Easy-to-make mistakes in interpreting a 'sister' culture's motivations — Patrick Cockburn, regarding alleged American racism

© 2021 Peter Free

 

10 August 2021

 

 

Mistakes in interpreting a foreign culture's motivations are easy to make

 

I do this every day, I'm sure.

 

However, let's use British Patrick Cockburn, Middle East correspondent for The Independent — not to be confused with Andrew Cockburn, District of Columbia editor for Harper's Magazine — as an example that illustrates the difficulty of reliably interpreting even closely related foreign cultures.

 

 

In the below instance

 

Patrick Cockburn, in my American view, mistakenly interpreted US cultural paradigms that join firearms to home defense, as being racist in nature.

 

 

In Britain racism tends to be half-concealed, as with the government’s confused attack on taking the knee, but in the US it is now startlingly open, as shown by the Republican governor of Missouri this week pardoning the couple who pointed guns at a Black Lives Matter demonstration.

 

© 2021 Patrick Cockburn, Britain Is Sleazier and More Corrupt, but the Pandemic Is only Partly to Blame, CounterPunch (10 August 2021)

 

 

If you click on highlighted link contained in the above extract, you will arrive at a very obviously intentionally distorted, purely accusatory overview of what had happened in Missouri.

 

My less biased perspective is here.
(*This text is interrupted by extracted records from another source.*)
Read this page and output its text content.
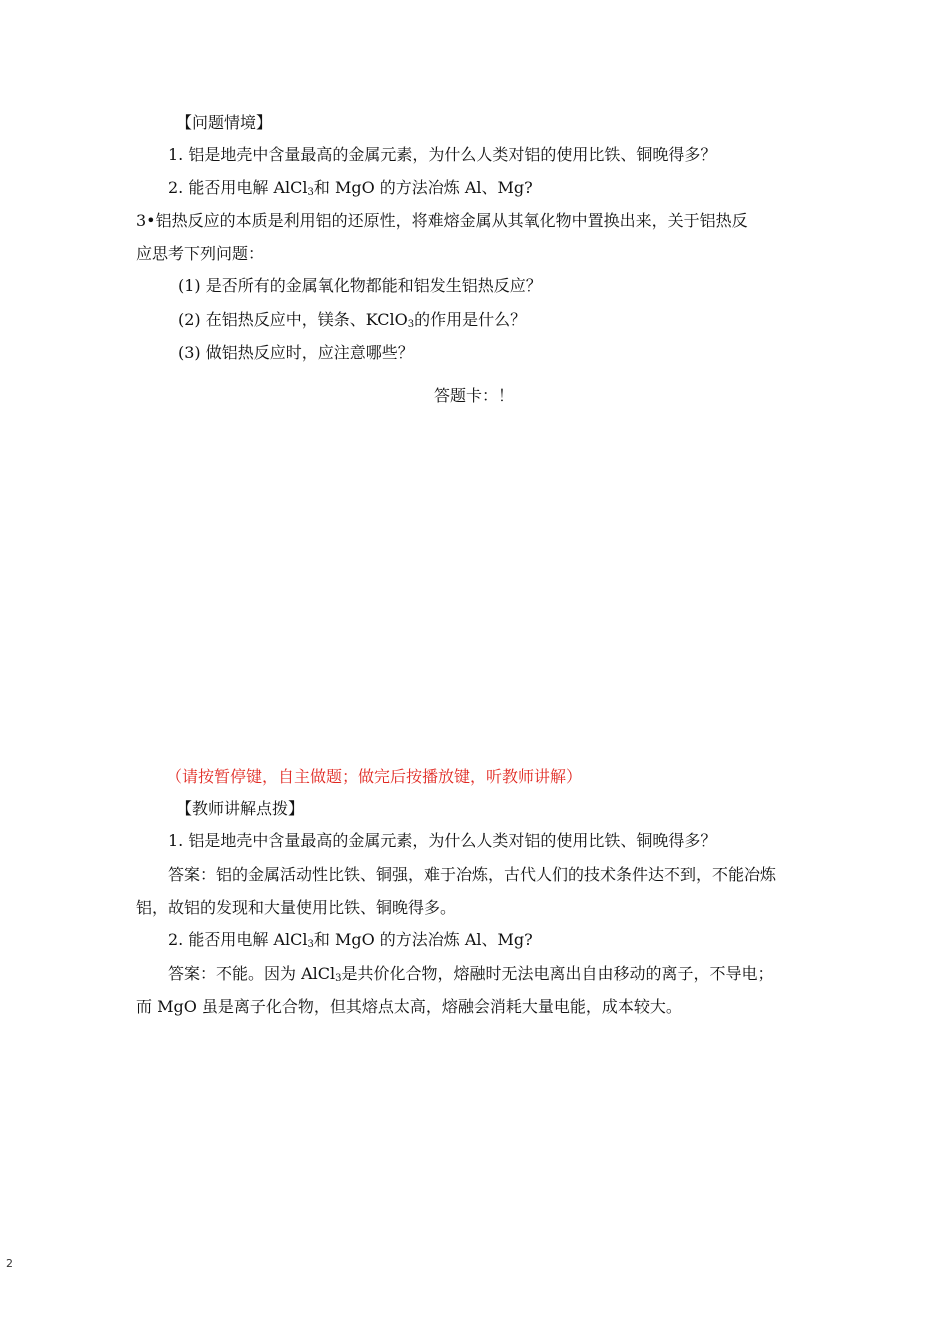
【问题情境】
1. 铝是地壳中含量最高的金属元素，为什么人类对铝的使用比铁、铜晚得多？
2. 能否用电解 AlCl$_3$和 MgO 的方法冶炼 Al、Mg?
3•铝热反应的本质是利用铝的还原性，将难熔金属从其氧化物中置换出来，关于铝热反
应思考下列问题：
(1) 是否所有的金属氧化物都能和铝发生铝热反应？
(2) 在铝热反应中，镁条、KClO$_3$的作用是什么？
(3) 做铝热反应时，应注意哪些？
答题卡：！
（请按暂停键，自主做题；做完后按播放键，听教师讲解）
【教师讲解点拨】
1. 铝是地壳中含量最高的金属元素，为什么人类对铝的使用比铁、铜晚得多？
答案：铝的金属活动性比铁、铜强，难于冶炼，古代人们的技术条件达不到，不能冶炼
铝，故铝的发现和大量使用比铁、铜晚得多。
2. 能否用电解 AlCl$_3$和 MgO 的方法冶炼 Al、Mg?
答案：不能。因为 AlCl$_3$是共价化合物，熔融时无法电离出自由移动的离子，不导电；
而 MgO 虽是离子化合物，但其熔点太高，熔融会消耗大量电能，成本较大。
2
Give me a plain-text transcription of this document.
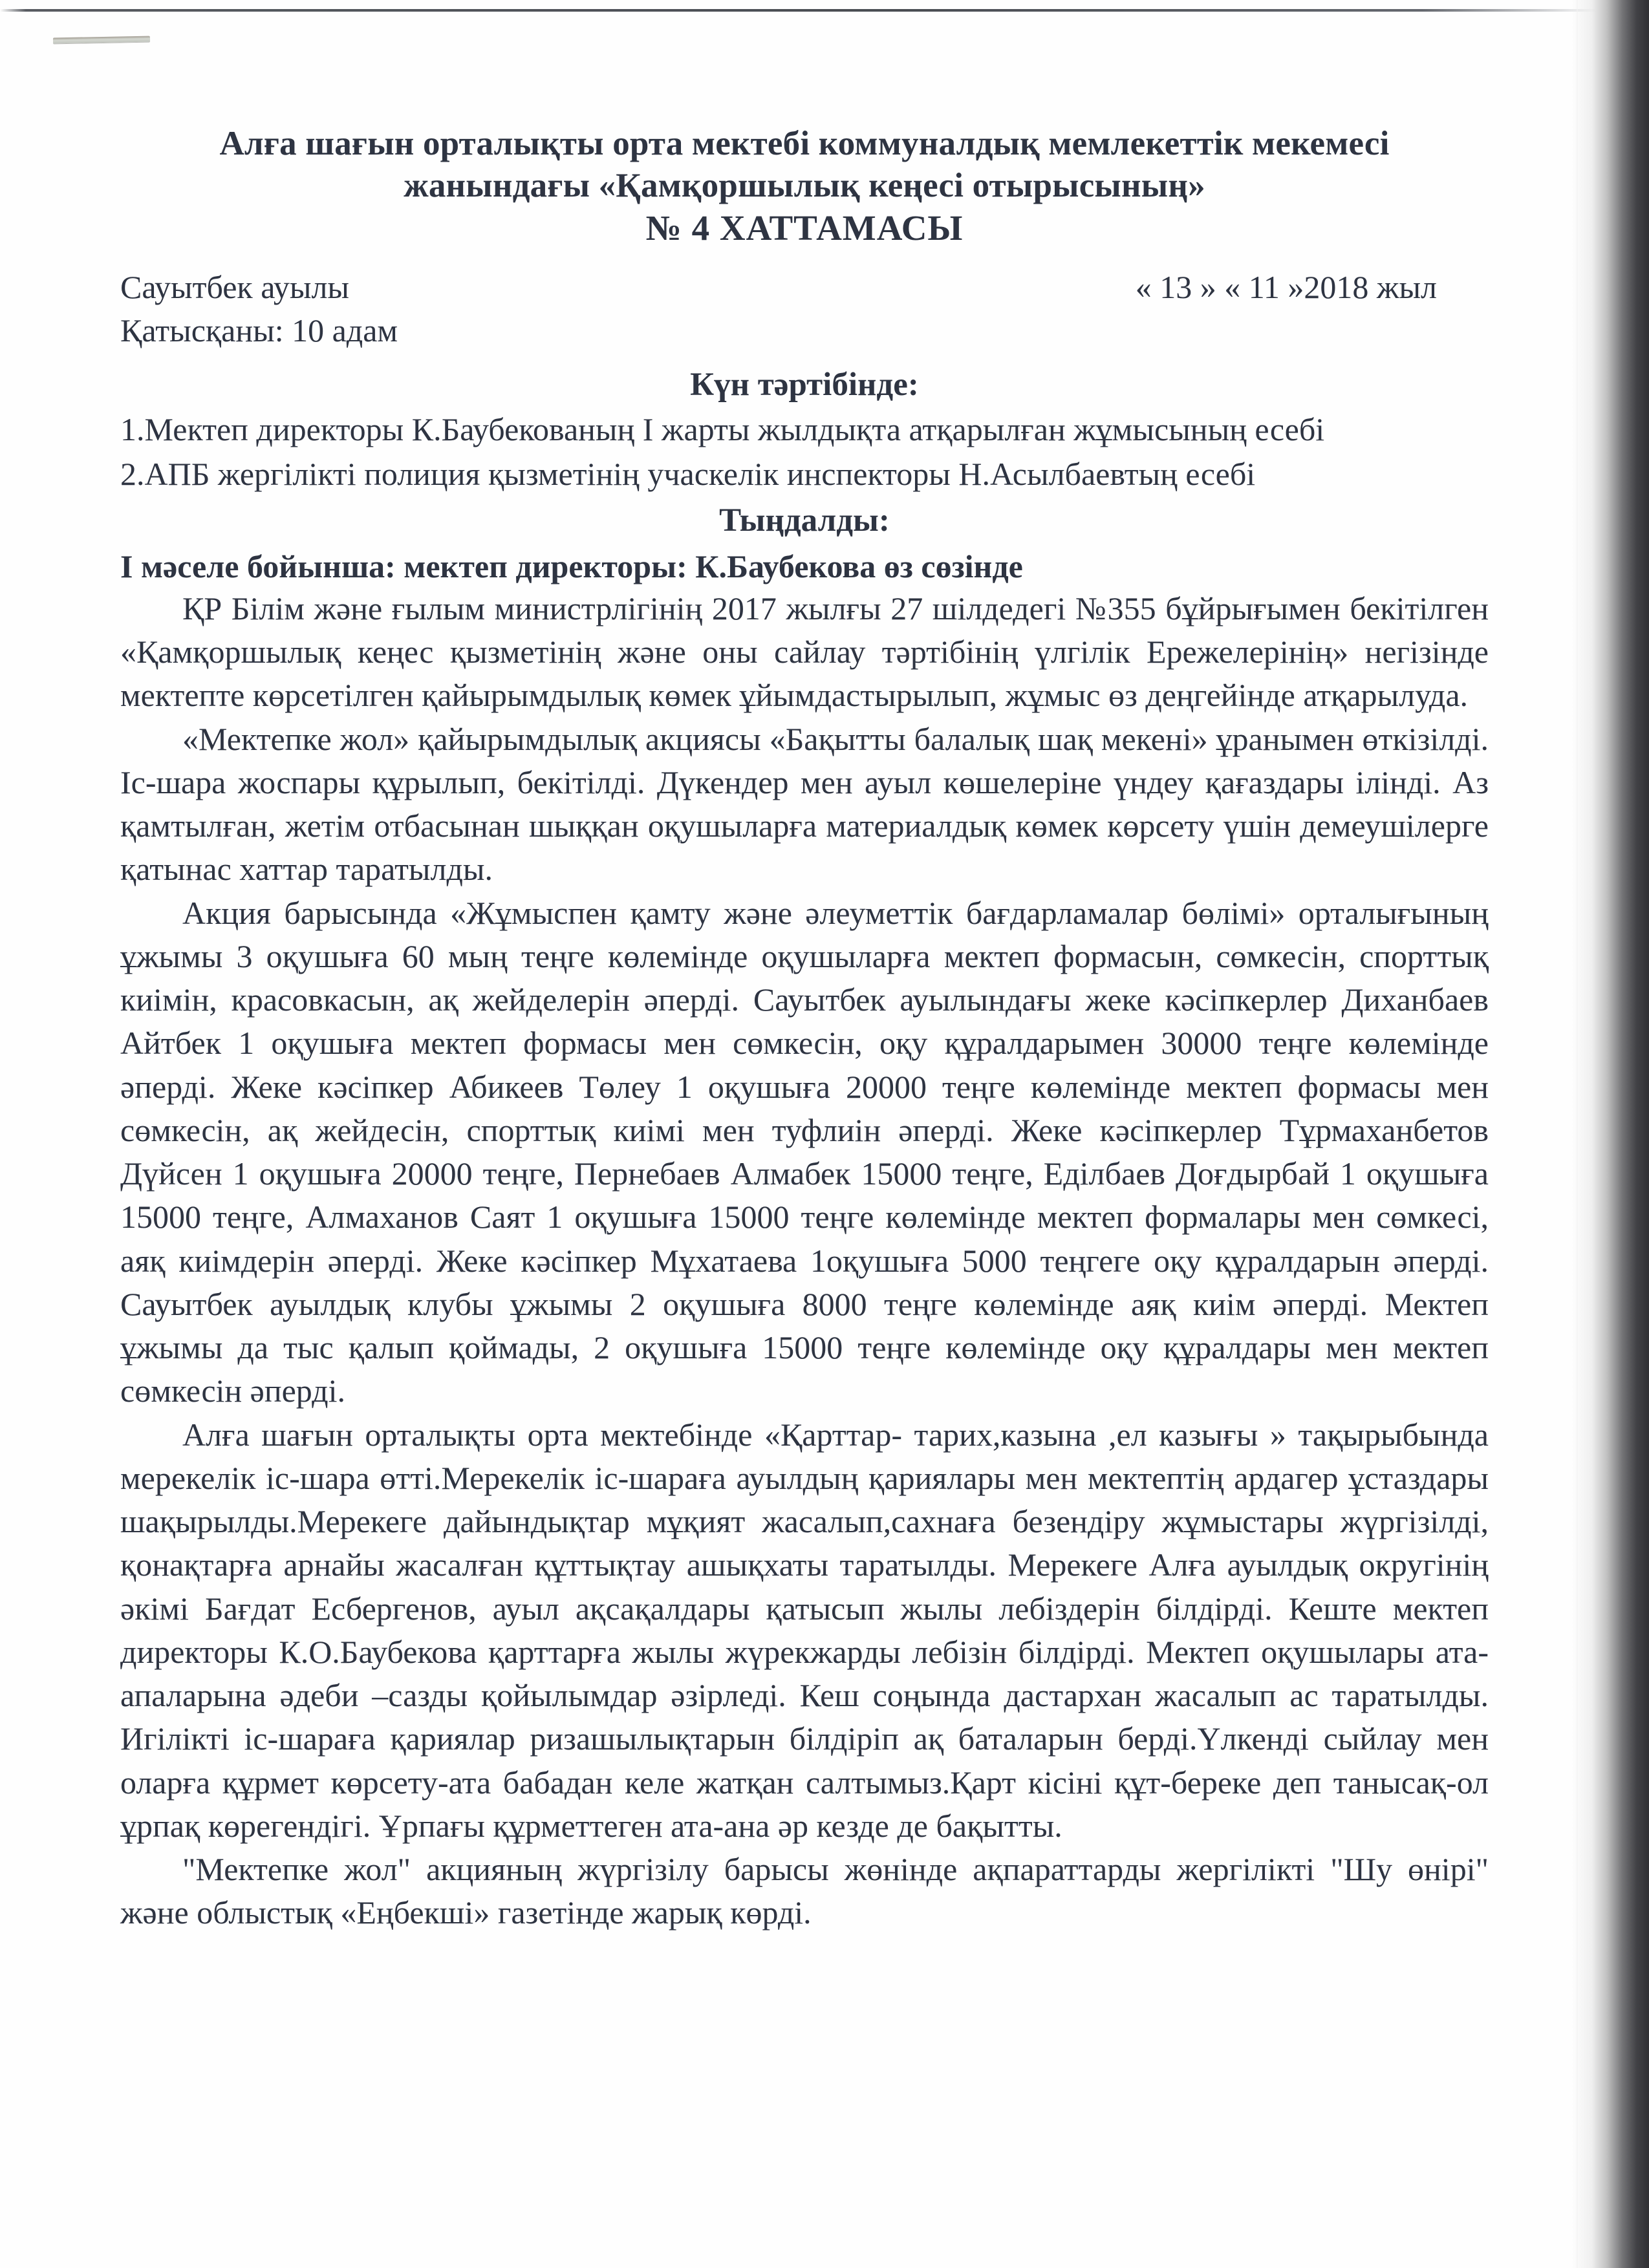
Алға шағын орталықты орта мектебі коммуналдық мемлекеттік мекемесі
жанындағы «Қамқоршылық кеңесі отырысының»
№ 4 ХАТТАМАСЫ
Сауытбек ауылы	« 13 » « 11 »2018 жыл
Қатысқаны: 10 адам
Күн тәртібінде:
1.Мектеп директоры К.Баубекованың I жарты жылдықта атқарылған жұмысының есебі
2.АПБ жергілікті полиция қызметінің учаскелік инспекторы Н.Асылбаевтың есебі
Тыңдалды:
I мәселе бойынша: мектеп директоры: К.Баубекова өз сөзінде

ҚР Білім және ғылым министрлігінің 2017 жылғы 27 шілдедегі №355 бұйрығымен бекітілген «Қамқоршылық кеңес қызметінің және оны сайлау тәртібінің үлгілік Ережелерінің» негізінде мектепте көрсетілген қайырымдылық көмек ұйымдастырылып, жұмыс өз деңгейінде атқарылуда.

«Мектепке жол» қайырымдылық акциясы «Бақытты балалық шақ мекені» ұранымен өткізілді. Іс-шара жоспары құрылып, бекітілді. Дүкендер мен ауыл көшелеріне үндеу қағаздары ілінді. Аз қамтылған, жетім отбасынан шыққан оқушыларға материалдық көмек көрсету үшін демеушілерге қатынас хаттар таратылды.

Акция барысында «Жұмыспен қамту және әлеуметтік бағдарламалар бөлімі» орталығының ұжымы 3 оқушыға 60 мың теңге көлемінде оқушыларға мектеп формасын, сөмкесін, спорттық киімін, красовкасын, ақ жейделерін әперді. Сауытбек ауылындағы жеке кәсіпкерлер Диханбаев Айтбек 1 оқушыға мектеп формасы мен сөмкесін, оқу құралдарымен 30000 теңге көлемінде әперді. Жеке кәсіпкер Абикеев Төлеу 1 оқушыға 20000 теңге көлемінде мектеп формасы мен сөмкесін, ақ жейдесін, спорттық киімі мен туфлиін әперді. Жеке кәсіпкерлер Тұрмаханбетов Дүйсен 1 оқушыға 20000 теңге, Пернебаев Алмабек 15000 теңге, Еділбаев Доғдырбай 1 оқушыға 15000 теңге, Алмаханов Саят 1 оқушыға 15000 теңге көлемінде мектеп формалары мен сөмкесі, аяқ киімдерін әперді. Жеке кәсіпкер Мұхатаева 1оқушыға 5000 теңгеге оқу құралдарын әперді. Сауытбек ауылдық клубы ұжымы 2 оқушыға 8000 теңге көлемінде аяқ киім әперді. Мектеп ұжымы да тыс қалып қоймады, 2 оқушыға 15000 теңге көлемінде оқу құралдары мен мектеп сөмкесін әперді.

Алға шағын орталықты орта мектебінде «Қарттар- тарих,казына ,ел казығы » тақырыбында мерекелік іс-шара өтті.Мерекелік іс-шараға ауылдың қариялары мен мектептің ардагер ұстаздары шақырылды.Мерекеге дайындықтар мұқият жасалып,сахнаға безендіру жұмыстары жүргізілді, қонақтарға арнайы жасалған құттықтау ашықхаты таратылды. Мерекеге Алға ауылдық округінің әкімі Бағдат Есбергенов, ауыл ақсақалдары қатысып жылы лебіздерін білдірді. Кеште мектеп директоры К.О.Баубекова қарттарға жылы жүрекжарды лебізін білдірді. Мектеп оқушылары ата-апаларына әдеби –сазды қойылымдар әзірледі. Кеш соңында дастархан жасалып ас таратылды. Игілікті іс-шараға қариялар ризашылықтарын білдіріп ақ баталарын берді.Үлкенді сыйлау мен оларға құрмет көрсету-ата бабадан келе жатқан салтымыз.Қарт кісіні құт-береке деп танысақ-ол ұрпақ көрегендігі. Ұрпағы құрметтеген ата-ана әр кезде де бақытты.

"Мектепке жол" акцияның жүргізілу барысы жөнінде ақпараттарды жергілікті "Шу өнірі" және облыстық «Еңбекші» газетінде жарық көрді.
And if you want some thematically delicious follow-up, read about the judicial removal of County's arguably corrupt prosecutor in the McCloskey case, here.

 

Somehow, the obvious unfairness of Patrick Cockburn's cited evidence was not enough to persuade him that a dose of nuance might be required in reaching his overreaching conclusion about American racism.

 

 

A more balanced view?

 

BLM, of course, will agree with Cockburn. But in my estimation, BLM and Cockburn overlook midwestern and western Americans' self-standing — no racism required — fondness for firearms, as a method of self and home defense.

 

 

Let's do a thought experiment

 

Tell me — which came first to the McCloskeys' minds that weapons-brandishing day?

 

 

A visibly 'black' mob of (mildly integrated) neighborhood-invaders?

 

Or the more basic concepts of defending one's home against a Rabble — which had been, from the McCloskeys' deductive perspective, unruly enough to bypass their neighborhood's gated security?

 

 

The fact that Mark and Patricia McCloskey felt compelled to strut their allegedly self-protective 'stuff' in front of their (alleged) mansion does not automatically make them bigots.

 

Provocative fools maybe. But automatically and necessarily racist, no.

 

As for Missouri's pardoning governor — given American cultural paradigms about:

 

 

firearms for almost all

 

and

 

'my home is my castle'

 

 

. . . shouldn't we (and Patrick Cockburn) cut him some slack?

 

 

Condemning the Missouri crew, as well the entire United States, as being predominantly racially biased seems to take the excessively flimsy evidence that Patrick Cockburn cites much too far.

 

 

The moral? — Genuine intelligence requires that we repeatedly examine our assumptions

 

When we are ignorant of another culture's usually entangled basic paradigms, it is unlikely that we can be certain of our pigeon-holing conclusions about it.

 

If you read The Independent's very biased review of the McCloskey incident and governor's subsequent pardoning of them, you will note that Mark McCloskey insists that he would do the same weapons-brandishing again.

 

Perhaps Patrick Cockburn could prove his racism case by having a mob of predominantly 'white' BLMers invade the neighborhood.

 

Would the McCloskeys again strut their firearms-presenting display in reply?

 

 

My guess would be, yes.

 

I suspect that the allegedly wealthy McCloskeys' primary fear is against potential depredations by an impoverished Rabble.

 

Just as the entirety of America's Über Klasse is.

 

 

Anti-Rabble-ism is — more arguably than not — more engrained in the United States than actively pursued racism is.

 

Perhaps one has to live here to know this.